France emerged from World War II to face a series of new problems. After a short period of provisional government initially led by Gen. Charles de Gaulle, the Fourth Republic was set up by a new constitution and established as a parliamentary form of government controlled by a series of coalitions. French military involvement in both Indochina and Algeria combined with the mixed nature of the coalitions and a consequent lack of agreement caused successive cabinet crises and changes of government.

Finally, on May 13, 1958, the government structure collapsed as a result of the tremendous opposing pressures generated by four years of war with Algeria. A threatened coup led the Parliament to call on General de Gaulle to head the government and prevent civil war. Marking the beginning of the Fifth Republic, he became prime minister in June 1958 and was elected president in December of that year. The Algerian conflict also spurred decades of increased immigration from the Maghreb states, changing the composition of French society.
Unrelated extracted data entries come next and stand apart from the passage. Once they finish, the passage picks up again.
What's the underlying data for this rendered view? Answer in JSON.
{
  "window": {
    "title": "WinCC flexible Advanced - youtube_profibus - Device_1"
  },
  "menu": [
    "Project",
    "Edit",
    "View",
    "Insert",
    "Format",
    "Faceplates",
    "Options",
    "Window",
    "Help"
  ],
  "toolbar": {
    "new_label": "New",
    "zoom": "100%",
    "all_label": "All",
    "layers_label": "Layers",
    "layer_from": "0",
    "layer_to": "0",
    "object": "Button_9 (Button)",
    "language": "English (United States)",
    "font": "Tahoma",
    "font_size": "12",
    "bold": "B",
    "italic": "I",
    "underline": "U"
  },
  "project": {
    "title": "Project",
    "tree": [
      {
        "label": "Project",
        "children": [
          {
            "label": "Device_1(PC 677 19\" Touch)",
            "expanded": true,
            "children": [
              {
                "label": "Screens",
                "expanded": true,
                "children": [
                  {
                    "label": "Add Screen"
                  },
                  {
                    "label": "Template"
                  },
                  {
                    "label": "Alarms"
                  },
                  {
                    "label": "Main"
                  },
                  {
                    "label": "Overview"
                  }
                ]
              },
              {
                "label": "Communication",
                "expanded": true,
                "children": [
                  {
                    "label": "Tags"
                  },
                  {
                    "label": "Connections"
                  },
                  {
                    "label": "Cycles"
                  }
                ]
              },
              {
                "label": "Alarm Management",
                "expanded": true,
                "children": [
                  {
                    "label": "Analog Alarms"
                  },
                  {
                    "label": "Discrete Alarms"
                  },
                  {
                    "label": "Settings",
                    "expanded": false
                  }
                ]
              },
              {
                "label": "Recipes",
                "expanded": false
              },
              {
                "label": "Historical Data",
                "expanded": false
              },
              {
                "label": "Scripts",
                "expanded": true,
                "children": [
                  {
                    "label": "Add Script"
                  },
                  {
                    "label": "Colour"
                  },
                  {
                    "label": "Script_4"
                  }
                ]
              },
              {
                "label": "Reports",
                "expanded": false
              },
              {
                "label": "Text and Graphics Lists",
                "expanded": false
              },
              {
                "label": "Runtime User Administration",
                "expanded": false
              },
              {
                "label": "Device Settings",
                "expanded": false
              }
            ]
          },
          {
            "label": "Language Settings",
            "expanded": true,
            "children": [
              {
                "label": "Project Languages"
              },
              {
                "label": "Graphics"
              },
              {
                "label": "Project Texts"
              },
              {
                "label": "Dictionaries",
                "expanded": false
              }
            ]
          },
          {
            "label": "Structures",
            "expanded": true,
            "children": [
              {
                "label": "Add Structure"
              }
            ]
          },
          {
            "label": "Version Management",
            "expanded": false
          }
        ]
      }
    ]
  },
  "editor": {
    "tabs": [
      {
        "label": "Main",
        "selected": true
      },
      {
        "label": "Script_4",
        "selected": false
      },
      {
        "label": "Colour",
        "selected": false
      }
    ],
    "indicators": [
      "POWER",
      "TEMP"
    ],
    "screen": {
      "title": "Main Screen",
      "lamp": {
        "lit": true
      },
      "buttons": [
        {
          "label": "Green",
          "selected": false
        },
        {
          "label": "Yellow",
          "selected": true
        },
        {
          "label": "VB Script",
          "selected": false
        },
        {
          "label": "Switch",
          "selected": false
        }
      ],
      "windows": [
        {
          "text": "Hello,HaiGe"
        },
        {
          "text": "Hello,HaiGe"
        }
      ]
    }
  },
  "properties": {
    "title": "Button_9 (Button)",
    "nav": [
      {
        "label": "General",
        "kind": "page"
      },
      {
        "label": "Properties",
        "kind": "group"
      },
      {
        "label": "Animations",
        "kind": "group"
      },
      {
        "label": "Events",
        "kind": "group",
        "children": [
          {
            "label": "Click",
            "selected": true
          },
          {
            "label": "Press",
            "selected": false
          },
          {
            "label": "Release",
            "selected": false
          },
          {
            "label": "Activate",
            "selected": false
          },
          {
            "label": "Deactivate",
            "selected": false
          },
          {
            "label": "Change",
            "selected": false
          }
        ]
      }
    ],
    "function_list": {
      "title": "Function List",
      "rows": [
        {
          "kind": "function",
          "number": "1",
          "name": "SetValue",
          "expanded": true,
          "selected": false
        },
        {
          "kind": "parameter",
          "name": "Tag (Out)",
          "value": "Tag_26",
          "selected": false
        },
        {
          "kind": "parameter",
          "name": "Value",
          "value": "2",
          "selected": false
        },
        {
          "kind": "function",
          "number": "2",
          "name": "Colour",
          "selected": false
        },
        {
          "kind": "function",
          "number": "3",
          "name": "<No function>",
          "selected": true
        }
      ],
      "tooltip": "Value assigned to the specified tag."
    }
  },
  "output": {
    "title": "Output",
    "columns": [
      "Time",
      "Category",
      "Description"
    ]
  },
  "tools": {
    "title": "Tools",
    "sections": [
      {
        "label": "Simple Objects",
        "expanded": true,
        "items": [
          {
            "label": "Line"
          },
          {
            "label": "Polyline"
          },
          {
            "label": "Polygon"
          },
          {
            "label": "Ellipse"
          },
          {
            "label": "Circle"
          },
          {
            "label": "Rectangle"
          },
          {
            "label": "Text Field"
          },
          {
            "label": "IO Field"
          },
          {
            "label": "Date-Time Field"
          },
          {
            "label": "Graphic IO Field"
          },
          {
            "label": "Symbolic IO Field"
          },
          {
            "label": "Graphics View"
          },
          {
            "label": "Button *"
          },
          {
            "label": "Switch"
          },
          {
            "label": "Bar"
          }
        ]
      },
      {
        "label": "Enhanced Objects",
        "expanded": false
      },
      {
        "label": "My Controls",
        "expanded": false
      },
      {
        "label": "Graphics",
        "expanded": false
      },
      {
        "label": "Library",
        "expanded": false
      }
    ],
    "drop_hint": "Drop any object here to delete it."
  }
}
Seven years later, for the first time in the 20th Century, the people of France went to the polls to elect a president by direct ballot. De Gaulle won re-election with a 55% share of the vote, defeating Francois Mitterrand. In April 1969, President de Gaulle's government conducted a national referendum on the creation of 21 regions with limited political powers. The government's proposals were defeated, and de Gaulle subsequently resigned. Succeeding him as president of France have been Gaullist Georges Pompidou (1969-74), Independent Republican Valery Giscard d'Estaing (1974-81), Socialist Francois Mitterrand (1981-95), neo-Gaullist Jacques Chirac (1995-2007), and center-right Nicolas Sarkozy (2007-present).